If instead I add a large negative value, say -20, to the return function, then the policy iterations discover this is disfavored and instead plot a course of sensible debt repayment.

I believe that the behavioral difference between a highly disfavored solution and a forbidden one is telling me that I actually have not conditioned my problem well in the first place. Imaging that the consumption function c has various labor-related things added and various living expenses subtracted, we then account for the assets a which may be negative or positive:

if a<0
    % Subtract loan interest by adding diminishing assets
    c=c+(1+r_r_wedge)*a-aprime;
else
    % Deposit interest included in augmented assets
    c=c+(1+r)*a-aprime;
end

Looking at the above, if the agent is big in debt (negative a), and she wants to keep c above zero, she needs to subtract a correspondingly high negative aprime, which keeps her in debt.

If I penalize the debt in the return function, a viable solution is found. If I forbid the debt, there’s no escape. Is my mistake with respect to using the periods used for the values in my debt calculation, or are there other limitations as to when one can or cannot forbid certain choices?

robertdkirkby · February 23, 2026, 12:59am

Mathematically there is no reason why there cannot be points from which it is impossible to financially recover (if you live 20 periods, have income of 2 each period, and start with debt of 100, it is impossible to recover if there is no bankruptcy to allow you to escape debt).

So your model is giving the ‘correct’ answer to the setup you have given it. If you don’t like the answer, it is likely that you didn’t get something about the setup ‘correct’ with how you are thinking about it.

[If people get into a situation where the return fn is -Inf, then they will ‘give up’.]

PS. In any model where income is hump-shaped, consumption-smoothing means young people will borrow (so as to smooth their consumption). My guess if that you have this motive already, and then presumably added another motive, making debt super tempting to them.
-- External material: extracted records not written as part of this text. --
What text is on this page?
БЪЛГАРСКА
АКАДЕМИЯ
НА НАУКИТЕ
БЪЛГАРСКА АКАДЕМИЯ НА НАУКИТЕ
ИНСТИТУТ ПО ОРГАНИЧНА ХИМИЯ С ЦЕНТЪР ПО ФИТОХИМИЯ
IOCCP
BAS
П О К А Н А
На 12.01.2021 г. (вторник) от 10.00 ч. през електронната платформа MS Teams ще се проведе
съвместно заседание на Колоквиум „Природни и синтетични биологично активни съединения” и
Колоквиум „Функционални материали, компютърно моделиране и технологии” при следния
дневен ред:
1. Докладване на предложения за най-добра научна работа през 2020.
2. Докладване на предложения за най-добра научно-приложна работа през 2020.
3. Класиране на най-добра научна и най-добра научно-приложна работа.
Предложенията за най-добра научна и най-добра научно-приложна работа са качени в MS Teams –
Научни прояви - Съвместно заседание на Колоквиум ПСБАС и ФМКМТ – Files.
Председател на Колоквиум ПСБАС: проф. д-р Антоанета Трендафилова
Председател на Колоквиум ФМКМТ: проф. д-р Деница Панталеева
Your comment that

If instead I add a large negative value, say -20, to the return function, then the policy iterations discover this is disfavored and instead plot a course of sensible debt repayment.

suggests something like this. Your model currently has debt being super tempting for some reason.

MichaelTiemann · February 23, 2026, 6:16am

It was beta! A beta<1 provides incentives to take on more debt, while beta>1 helps the agents buy investments. There are obviously many ways to skin this cat, but this was particularly simple (and harmonious to other things I’m doing).

MichaelTiemann · February 24, 2026, 5:17pm

I’m continuing my exploration here, and realizing that LifeCycleModel35 does not charge interest on loans. I’m still working on letting the math speak and not writing too many conditional guidance terms in the return function, so I’m still trying to figure out all to allocate the interest payment across the consumption function elements (F, c, aprime, hprime, not to mention leisure, etc.).

I know that bank officers look at not only debt-to-equity ratios, but also debt-to-income ratios. I’m looking to create the most elegant return value F, meaning the least conditionalized function of consumption, housing services, savings, etc. that results in the agent making both maximizing and prudent decisions about when to buy or sell houses, with what amounts of debt, at each age in their uncertain lives.

MichaelTiemann · February 25, 2026, 4:55am

My agents are now making sensible decisions, buying larger houses as they grow in earnings power and wealth. With SolarPV to offset ever-growing energy costs. I probably need to increase the scale on some of the grids, but it’s all starting to work now!